FIRE IN MY EYES
Nonfiction
Unstoppable
FIRE IN MY EYES
By Brad Snyder and Tom Sileo
248 pp. Da Capo
By George O’Har
Fire in My Eyes is the story of one man’s journey to hell and back. Ever since he had watched the towers come down on September 11, 2001, Brad Snyder knew what he wanted to do: become a warrior. Snyder’s grandfather had served in the Navy in World War II, and later spent his life building ships for the Navy. His influence, and his patriotism, infused Brad. He joined the swim team in high school, and then ended up attending the U.S. Naval Academy, where he was selected to become an Explosive Ordnance Disposal (EOD) expert. This was a choice that would ultimately cost Snyder his sight.
The book recounts, in vivid and exciting detail, Snyder’s training as a bomb disposal expert, his deployment to Iraq in 2008, and his subsequent deployment to Afghanistan in 2011. The story of his first attempt to disarm a real IED mortar in the field is told with heart-stopping detail. But on the morning of September 7, 2011 Brad Snyder’s luck runs out. He steps on an IED while moving to help fallen comrades. At Bethesda Naval Hospital, as his injuries are explained to him by the doctors, Snyder realizes that his metal detector just missed finding the bomb that grievously injured him. There but for fortune.
The rest of the book is devoted to the story of Snyder’s grueling journey through rehab, the operations on his face and eyes, the physical difficulty of learning to walk with the aid of a cane. A highlight of this part of the book is a visit Brad receives from U.S. Army Captain Ivan Castro, who had been blinded in 2006 when a mortar landed near his position in Iraq.
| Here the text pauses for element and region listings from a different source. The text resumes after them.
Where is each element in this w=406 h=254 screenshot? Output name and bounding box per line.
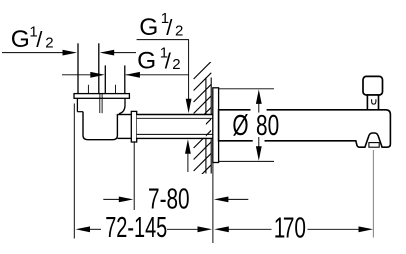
union center seam lines [99,98,101,119]
arrow at pipe top (points down) [186,99,192,114]
pipe thread inner bottom line [137,133,213,135]
inlet stub B left edge / extension line [104,65,106,93]
dim 7-80 right arrow (points left) [214,197,229,203]
dim 72-145 right arrow (points right) [198,226,213,232]
leader vertical to pipe (shared by wall-side G1/2 labels) [188,40,190,101]
svg-text:G: G [11,26,30,53]
dia80 up arrow [256,89,262,104]
pipe outer bottom line [137,137,213,139]
knob stem [367,95,378,110]
gap in spout bottom line at dimension arrow [253,139,265,142]
dia80 text [232,110,279,142]
label G1/2 top-left [11,23,54,53]
dia80 top extension line [219,88,274,90]
extension line wall face (shared) [212,163,214,243]
leader line of G1/2 top-left [2,52,64,54]
dim2 left tail [62,74,91,76]
pipe thread inner top line [137,117,213,119]
dia80 bottom extension line [219,160,274,162]
spout knob (diverter) [363,76,383,95]
arrow dim2 left (points right) [90,72,105,78]
arrow at pipe bottom (points up) [185,139,191,154]
inlet stub B right edge / extension line [124,65,126,93]
wall left surface line [205,78,207,174]
extension line fitting left (72-145 left) [73,104,75,239]
union saddle curve [83,113,117,116]
dia80 dim shaft lower [258,137,260,148]
svg-text:Ø: Ø [232,110,248,142]
aerator [369,143,379,148]
dia80 dim shaft upper [258,102,260,113]
wall hatching [194,61,212,182]
svg-text:170: 170 [274,212,306,244]
connection nut collar [131,111,136,142]
flange divider ticks [99,94,101,99]
label G1/2 top-middle [139,10,183,41]
dim 7-80 right tail [227,198,248,200]
extension line nut (7-80 left) [133,142,135,210]
dim 7-80 left arrow (points right) [119,197,134,203]
extension line spout outlet (gray) [372,150,374,238]
dim1 right tail [113,52,136,54]
elbow union flange plate [74,94,129,99]
union cup body [77,98,125,114]
elbow body [83,112,117,140]
dim 72-145 right tail [167,228,199,230]
leader underline G1/2 middle / dim2 right tail [126,74,189,76]
leader underline G1/2 top-middle [137,39,189,41]
dim 170 right arrow (points right) [359,226,374,232]
svg-text:2: 2 [45,35,53,52]
inlet stub A right edge / extension line [98,43,100,93]
gap in spout top line at dimension shaft [251,108,267,111]
spout body [219,110,391,147]
shaft below pipe arrow [187,152,189,172]
svg-text:7-80: 7-80 [148,183,190,215]
dim 72-145 left tail [88,228,101,230]
svg-text:80: 80 [256,110,279,142]
svg-text:G: G [137,48,156,75]
dim 170 left arrow (points left) [214,226,229,232]
dim 170 right tail [308,228,361,230]
dia80 down arrow [256,146,262,161]
hatch over pipe inside wall [194,96,212,160]
svg-text:/: / [165,49,172,74]
svg-text:2: 2 [172,56,180,73]
inlet stub A left edge / extension line [77,43,79,93]
svg-text:G: G [139,14,158,41]
dim 7-80 left tail [103,198,120,200]
inlet stub B centerline tick [115,85,117,94]
svg-text:72-145: 72-145 [105,213,167,244]
wall right surface line [210,78,212,174]
svg-text:2: 2 [175,23,183,40]
svg-text:/: / [166,15,173,40]
svg-text:/: / [36,27,43,52]
arrow dim2 right (points left) [125,72,139,78]
arrow dim1 right (points left) [100,50,115,56]
dim 170 left tail [227,228,272,230]
wall flange escutcheon [213,88,219,163]
threaded pipe to wall (white fill) [137,115,213,138]
inlet stub A centerline tick [87,85,89,94]
label G1/2 middle [137,44,180,74]
pipe segment elbow to nut [117,114,131,116]
arrow dim1 left (points right) [63,50,78,56]
dim 72-145 left arrow (points left) [76,226,91,232]
stem inner notch [372,99,376,104]
pipe outer top line [137,114,213,116]
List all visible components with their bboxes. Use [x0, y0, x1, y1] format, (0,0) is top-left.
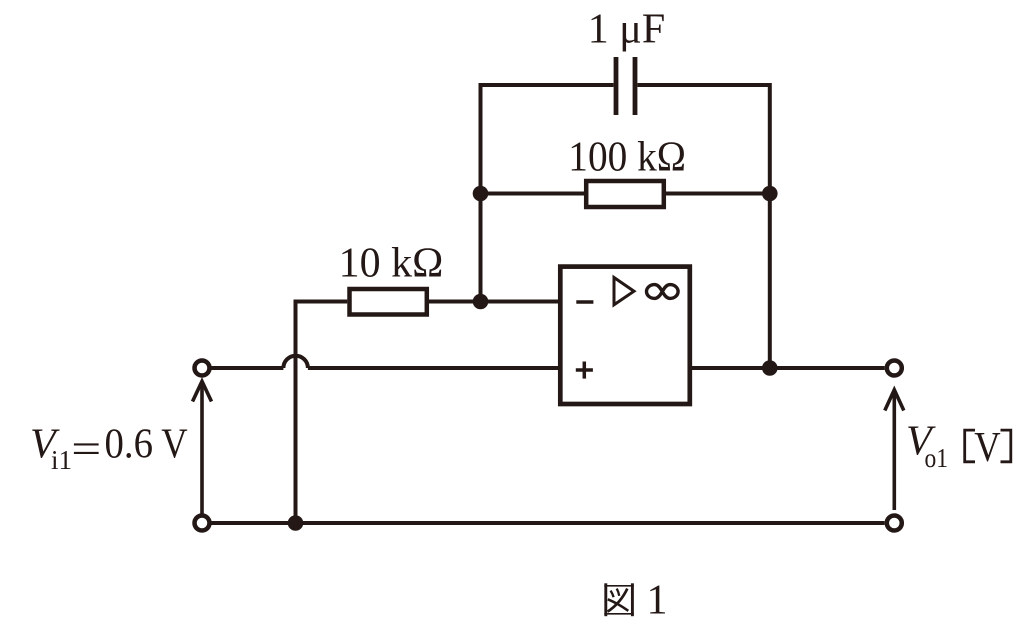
capacitor C1 plate left: [614, 57, 619, 115]
arrow Vo1 (output voltage): [885, 390, 904, 510]
junction dot 100k right: [762, 186, 778, 202]
wire top feedback right segment (capacitor to output node): [638, 85, 770, 368]
svg-text:V: V: [974, 425, 1000, 471]
op-amp infinity symbol: [647, 285, 679, 299]
wire bottom rail: [212, 521, 885, 525]
wire top feedback left segment (node A to capacitor): [481, 85, 614, 302]
terminal input top: [195, 361, 210, 376]
svg-text:=: =: [71, 427, 101, 473]
svg-text:100 kΩ: 100 kΩ: [568, 134, 686, 180]
svg-text:10 kΩ: 10 kΩ: [339, 240, 444, 286]
svg-text:0.6: 0.6: [105, 421, 154, 467]
wire op-amp output to terminal: [692, 366, 885, 370]
terminal input bottom: [195, 516, 210, 531]
wire 100k feedback line left: [481, 192, 585, 196]
svg-text:1: 1: [647, 578, 668, 624]
bracket left of [V]: [965, 430, 1011, 462]
terminal output top: [887, 361, 902, 376]
svg-text:o1: o1: [925, 443, 949, 473]
resistor R1 10 kOhm body: [350, 289, 427, 315]
op-amp triangle symbol: [614, 278, 634, 305]
svg-text:1 μF: 1 μF: [588, 7, 665, 53]
wire 100k feedback line right: [666, 192, 770, 196]
op-amp plus label: [576, 362, 593, 379]
terminal output bottom: [887, 516, 902, 531]
bracket right of [V]: [1001, 430, 1011, 462]
junction dot output node: [762, 360, 778, 376]
op-amp minus label: [576, 300, 593, 304]
wire noninverting input right part: [308, 366, 558, 370]
junction dot inverting input node: [473, 294, 489, 310]
resistor R2 100 kOhm body: [586, 181, 664, 207]
wire input to resistor R1: [296, 302, 348, 524]
arrow Vi1 (input voltage): [193, 381, 212, 513]
label Vi1 = 0.6 V: [30, 421, 188, 475]
junction dot bottom rail: [288, 515, 304, 531]
wire R1 to inverting input: [429, 300, 558, 304]
wire noninverting input left part: [212, 366, 284, 370]
wire hop over vertical: [283, 356, 308, 368]
label Vo1 [V]: [906, 419, 1001, 473]
junction node A dot (100k left): [473, 186, 489, 202]
capacitor C1 plate right: [633, 57, 638, 115]
svg-text:V: V: [161, 421, 187, 467]
op-amp U1 body: [560, 267, 690, 404]
caption kanji Zu (figure): [604, 583, 634, 616]
svg-text:i1: i1: [51, 445, 72, 475]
Castro tells him, “Don’t be a victim…that won’t get you anywhere.” Brad uses these words as a mantra.
After he is released from the hospital on weekends, and with help from his sister, he runs a road race. Brad also meets up with his old high school swim coach, Fred Lewis, who asks him when he will be “coming back to practice.” This is the lifeline that puts Snyder firmly on the road to health and productivity. He begins swimming again. Subsequently, he receives a call from the United States Association of Blind Athletes (USABA).
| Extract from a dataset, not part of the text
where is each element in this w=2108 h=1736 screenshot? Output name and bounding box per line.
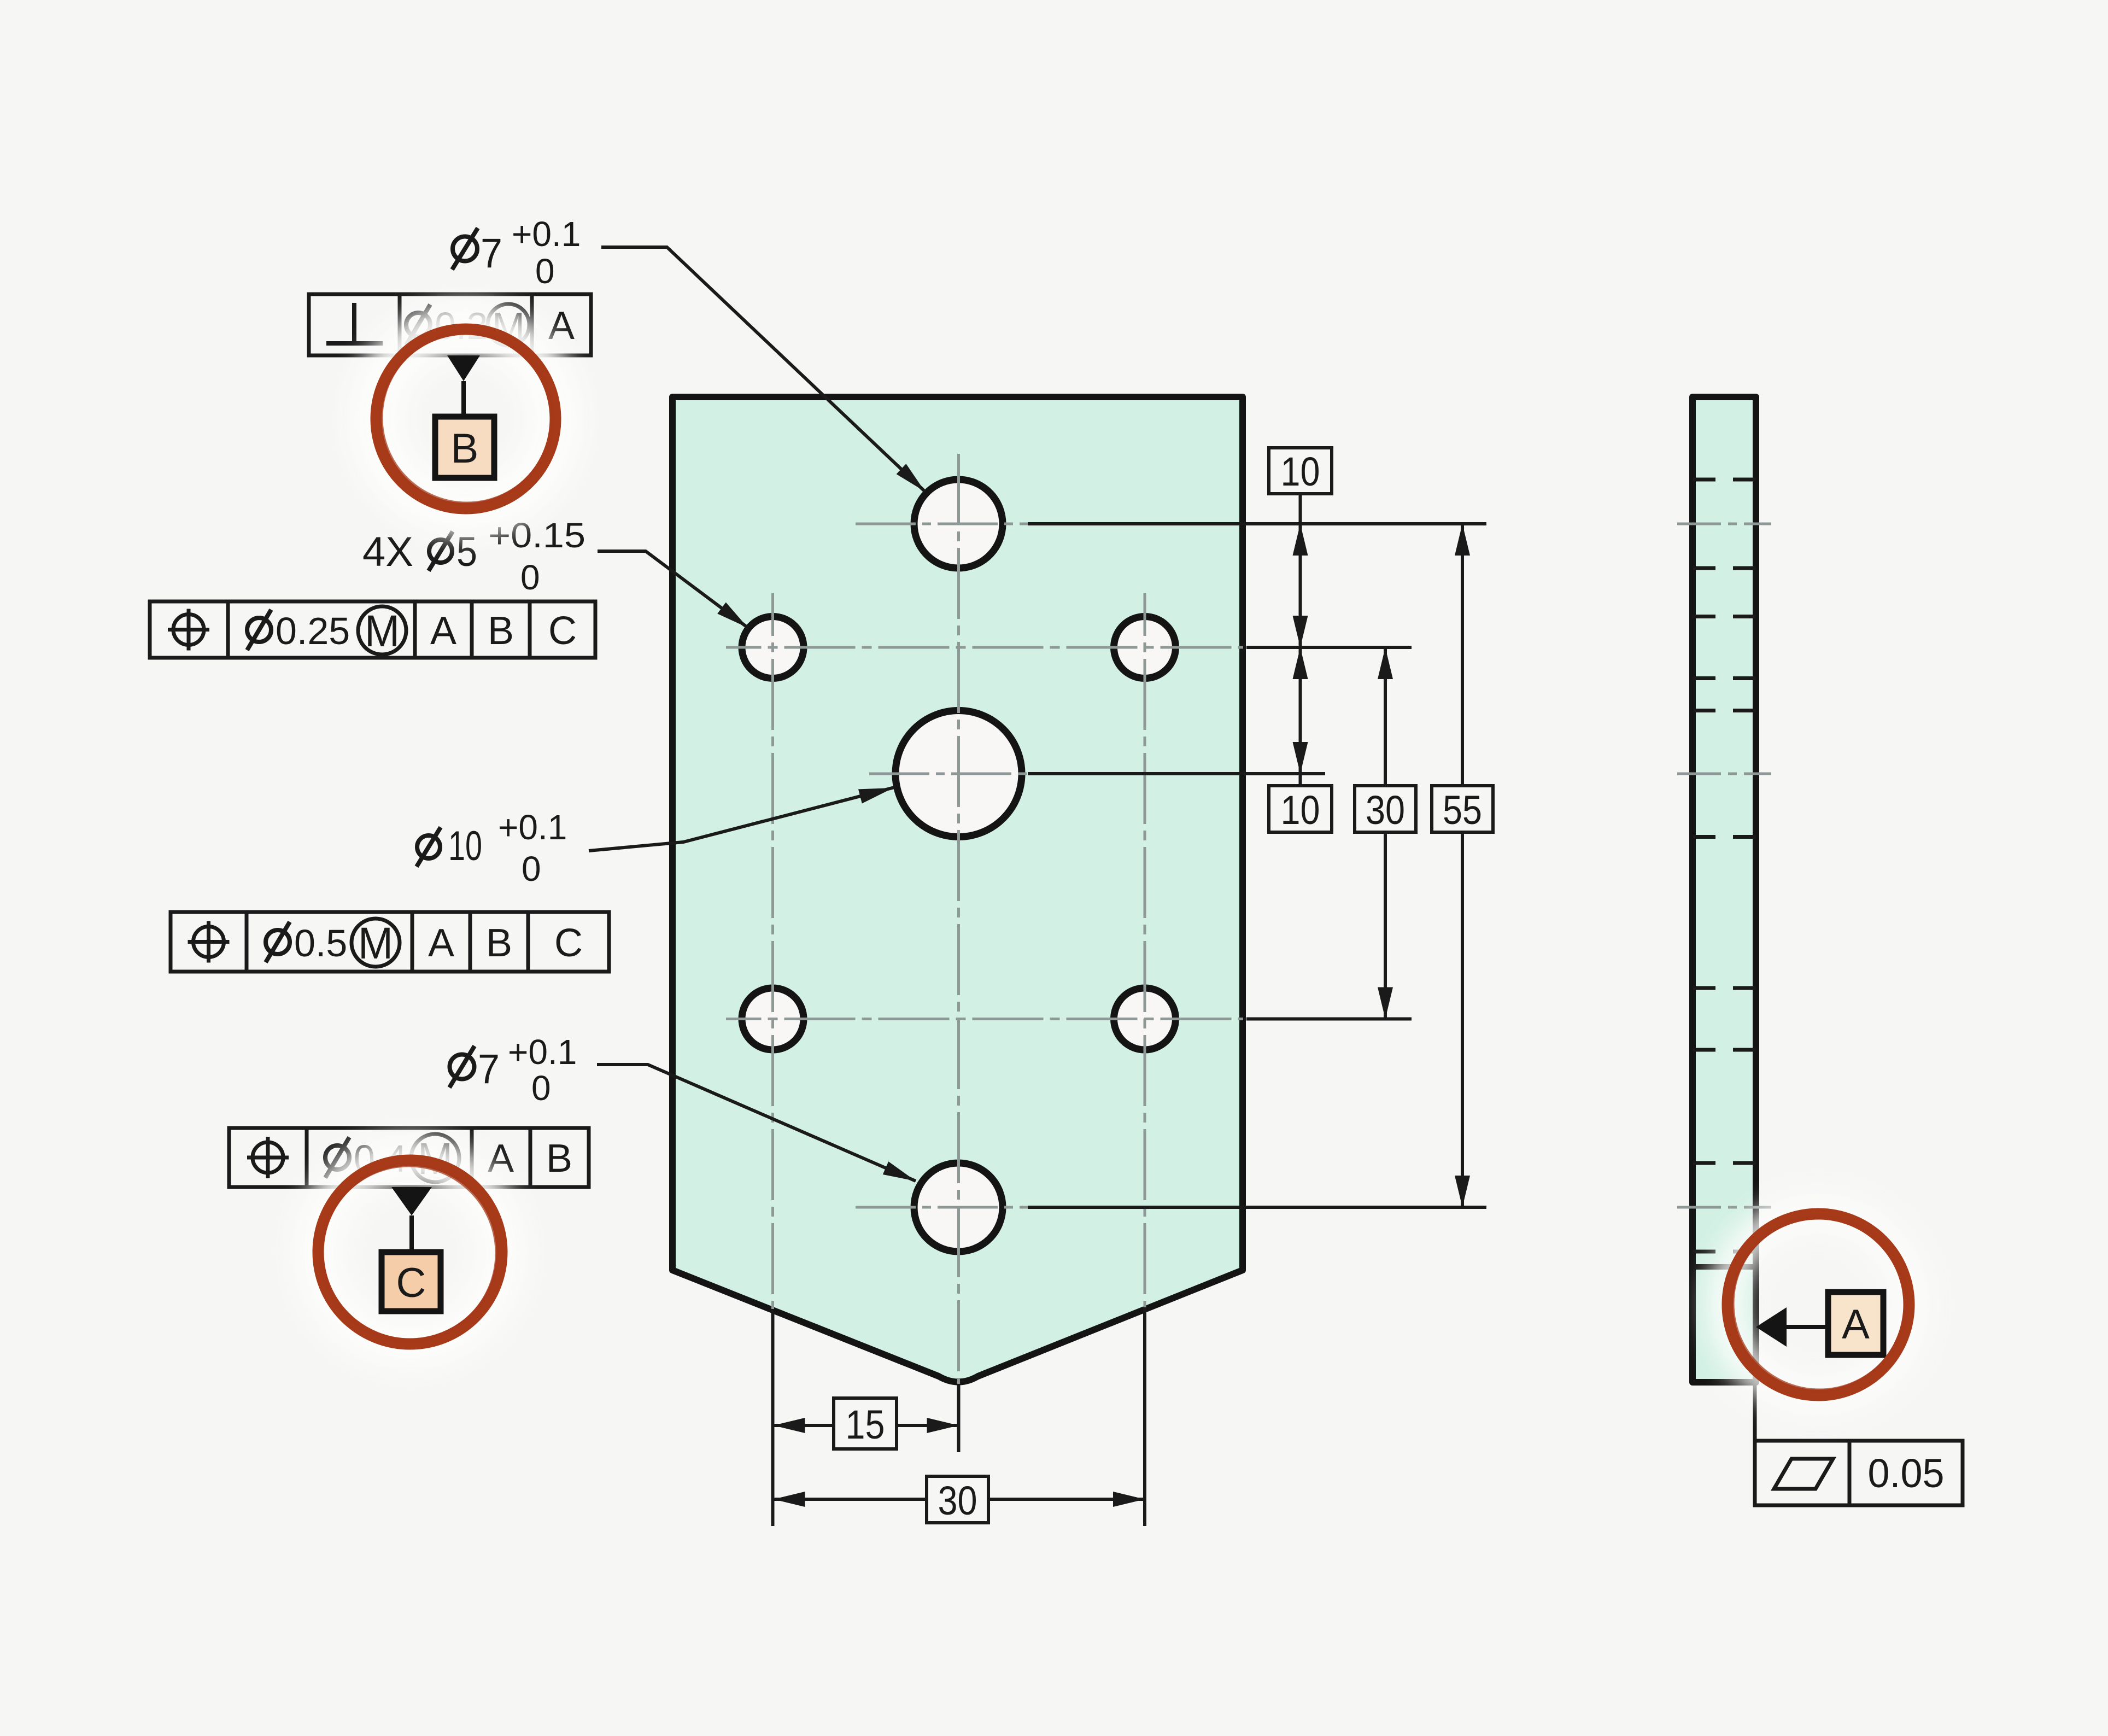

Brad goes on to win three medals, two gold and one silver, as a member of the U.S. Paralympic Swimming team in the 2012 London summer Olympics. Four years later, he won three gold and one silver medal at Rio.
Snyder says winning gold at the London Paralympics was “the most rewarding moment” of his life and that, indeed, he had “never felt more alive.” It was the moment he knew he was going to be healed. “We all get lost, stumble, and sometimes fall, but eventually, we get back up.”
Fire in My Eyes is the altogether inspiring account of a wounded warrior and hero. Brad Snyder never once lets the tragedy of what happened to him destroy him as he spends his days, and these are not easy days—learning to walk, learning how to put on clothes he can’t see, learning how to use a computer—focusing on what he needs to do to again become a functioning and contributing member of society. Brad Snyder may now be blind. But he is as unstoppable as ever.